Comment by: Teddy Allen 

September 10, 2015 - 7:50am

Ahoy Scott,
You can add me to the long list of people interested in the MJO - Caribbean rainfall connection. One thing that confuses me is the idea that rainfall in the Caribbean is modulated by the MJO timescale (about 30-45 days). We know that rainfall during the early rain season occurs through "events" with a frequency of about 3-5 events per ERS season (roughly every 6-10 days). The accumulation of these rainfall "events" in space produces what I am calling the Caribbean rain-belt. Rainfall totals during the Caribbean rain-belt ultimately shape the first peak of the bimodal rain signal.

My question is, how do you think the 30-45 day period of the MJO affects rainfall during the early rain season?

Also, I was wondering if you could comment on another observation. I have noticed that rainfall totals decrease in the western Caribbean, and especially around Jamaica, due to the fact that there is much weaker meridional moisture advection from the tropics during the mid-summer. Suppressed rainfall in the western Caribbean during the MSD period occurs despite the increasing SSTs during that time. Thus, I think a transition to a more zonal flow along the southern Caribbean in July limits the atmospheric moisture supply of the western Caribbean. To me, this is the connection with enhanced trades (CLLJ) along the southern Caribbean and the suppressed rainfall during the MSD period. Thoughts?

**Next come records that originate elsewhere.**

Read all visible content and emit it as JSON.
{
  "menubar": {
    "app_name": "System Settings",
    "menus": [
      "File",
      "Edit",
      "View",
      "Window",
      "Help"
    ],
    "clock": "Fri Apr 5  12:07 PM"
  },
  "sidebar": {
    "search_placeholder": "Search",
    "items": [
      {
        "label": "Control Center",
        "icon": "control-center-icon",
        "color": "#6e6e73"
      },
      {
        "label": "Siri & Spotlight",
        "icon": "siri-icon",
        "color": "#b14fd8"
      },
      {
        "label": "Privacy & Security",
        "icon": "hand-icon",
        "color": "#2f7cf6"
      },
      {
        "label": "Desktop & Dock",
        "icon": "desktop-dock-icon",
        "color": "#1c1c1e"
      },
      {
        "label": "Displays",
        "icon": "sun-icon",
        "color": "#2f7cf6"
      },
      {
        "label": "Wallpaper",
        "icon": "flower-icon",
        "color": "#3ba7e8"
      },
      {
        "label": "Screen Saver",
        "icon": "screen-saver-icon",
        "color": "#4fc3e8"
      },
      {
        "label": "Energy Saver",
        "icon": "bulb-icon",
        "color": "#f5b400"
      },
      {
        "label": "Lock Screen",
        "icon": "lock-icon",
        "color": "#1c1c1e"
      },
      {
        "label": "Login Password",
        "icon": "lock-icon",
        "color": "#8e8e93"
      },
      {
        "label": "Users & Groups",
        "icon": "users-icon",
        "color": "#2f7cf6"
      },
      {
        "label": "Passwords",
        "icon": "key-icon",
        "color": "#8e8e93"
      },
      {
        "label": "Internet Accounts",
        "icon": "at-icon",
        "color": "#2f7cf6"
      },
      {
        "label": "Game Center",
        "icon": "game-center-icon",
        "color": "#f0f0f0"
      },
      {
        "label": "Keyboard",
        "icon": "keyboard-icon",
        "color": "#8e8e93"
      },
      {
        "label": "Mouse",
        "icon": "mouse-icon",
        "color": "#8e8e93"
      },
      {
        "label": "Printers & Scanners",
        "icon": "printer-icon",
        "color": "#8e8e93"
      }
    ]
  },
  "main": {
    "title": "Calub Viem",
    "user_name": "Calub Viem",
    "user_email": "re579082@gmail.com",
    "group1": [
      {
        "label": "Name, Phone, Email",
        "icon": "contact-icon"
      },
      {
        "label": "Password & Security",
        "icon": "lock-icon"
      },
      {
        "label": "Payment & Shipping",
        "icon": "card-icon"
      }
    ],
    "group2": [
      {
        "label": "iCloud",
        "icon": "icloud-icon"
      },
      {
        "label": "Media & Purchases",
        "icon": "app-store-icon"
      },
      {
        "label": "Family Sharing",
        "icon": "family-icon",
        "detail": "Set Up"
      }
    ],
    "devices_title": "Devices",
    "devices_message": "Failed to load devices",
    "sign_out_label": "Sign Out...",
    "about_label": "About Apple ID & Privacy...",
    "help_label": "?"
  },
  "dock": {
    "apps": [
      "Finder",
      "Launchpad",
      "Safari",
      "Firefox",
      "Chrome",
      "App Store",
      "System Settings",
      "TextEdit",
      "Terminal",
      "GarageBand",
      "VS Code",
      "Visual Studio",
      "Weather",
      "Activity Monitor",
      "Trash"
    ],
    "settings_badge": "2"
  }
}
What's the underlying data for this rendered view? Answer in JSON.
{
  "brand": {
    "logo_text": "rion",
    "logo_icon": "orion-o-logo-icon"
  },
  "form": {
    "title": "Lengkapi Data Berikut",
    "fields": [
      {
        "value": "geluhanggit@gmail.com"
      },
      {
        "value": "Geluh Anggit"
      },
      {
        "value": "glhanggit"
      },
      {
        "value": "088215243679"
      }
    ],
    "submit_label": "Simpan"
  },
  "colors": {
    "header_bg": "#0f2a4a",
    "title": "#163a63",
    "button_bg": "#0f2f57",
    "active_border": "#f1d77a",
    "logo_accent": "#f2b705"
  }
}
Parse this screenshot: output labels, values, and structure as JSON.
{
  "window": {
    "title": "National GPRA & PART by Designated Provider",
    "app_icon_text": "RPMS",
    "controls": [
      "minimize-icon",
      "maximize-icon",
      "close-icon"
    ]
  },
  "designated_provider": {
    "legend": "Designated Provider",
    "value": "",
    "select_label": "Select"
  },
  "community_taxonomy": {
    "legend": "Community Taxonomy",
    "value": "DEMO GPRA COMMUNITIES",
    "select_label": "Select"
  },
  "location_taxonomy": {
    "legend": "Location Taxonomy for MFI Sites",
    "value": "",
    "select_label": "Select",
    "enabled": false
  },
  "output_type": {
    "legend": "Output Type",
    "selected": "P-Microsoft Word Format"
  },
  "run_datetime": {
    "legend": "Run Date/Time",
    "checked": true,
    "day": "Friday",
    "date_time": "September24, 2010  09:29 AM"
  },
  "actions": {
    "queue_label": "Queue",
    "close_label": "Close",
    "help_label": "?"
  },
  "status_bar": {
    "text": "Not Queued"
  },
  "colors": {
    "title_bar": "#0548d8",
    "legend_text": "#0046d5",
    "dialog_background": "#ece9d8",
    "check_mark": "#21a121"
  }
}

As always, I look forward to your comments and insights.
arghh matey,
teddy

(others readers may disregard the Pirate references...)


 

Comment by: Scott Curtis 

September 10, 2015 - 12:45pm

Well shiver me timbers...

As you know, your Masters thesis got me interested in the NAO-Caribbean rainfall connection and I was curious as to the triggering mechanism. Much of the discussion is based on the atmospheric patterns I observed in the months between March and July and relating it to the literature.

I think the MJO will affect the early rainy season if it is timed right and there were some good talks on this subject during the conference (I also mention a paper in my poster). I also think you are on to something with the orientation of the CLLJ. It would be good to perform a water budget of the western Caribbean to explore this further. Maybe COCONET can be used to help with this?

 

Comment by: Christian Dominguez 

September 11, 2015 - 1:36pm

Hi Scott,
Great work! I would like to know how was July in this year in terms of rain in Jamaica? was it very dry? can you explain the dynamical effects of ENSO over Jamaica, please?

 

Comment by: Scott Curtis 

September 14, 2015 - 7:00am

Sorry for the late reply. Because our NSF project is ending we had to pull our mesonet before July 2015. Also the GPCP v2.2 data has not been computed yet. If you give me your email, I can follow up with the GPCP July data when it becomes available.

 

Comment by: Scott Curtis 

September 14, 2015 - 7:01am

I can tell you from news reports and personal experience that is was dry in July 2015, but maybe not as bad as July 2014.

 

Comment by: Christian Dominguez 

September 17, 2015 - 11:36pm

Hi Scott,
Sorry my late reply too. Thank you so much for your answer!. It sounds interesting, I though that July 2015 was drier than July 2014 because of El Niño.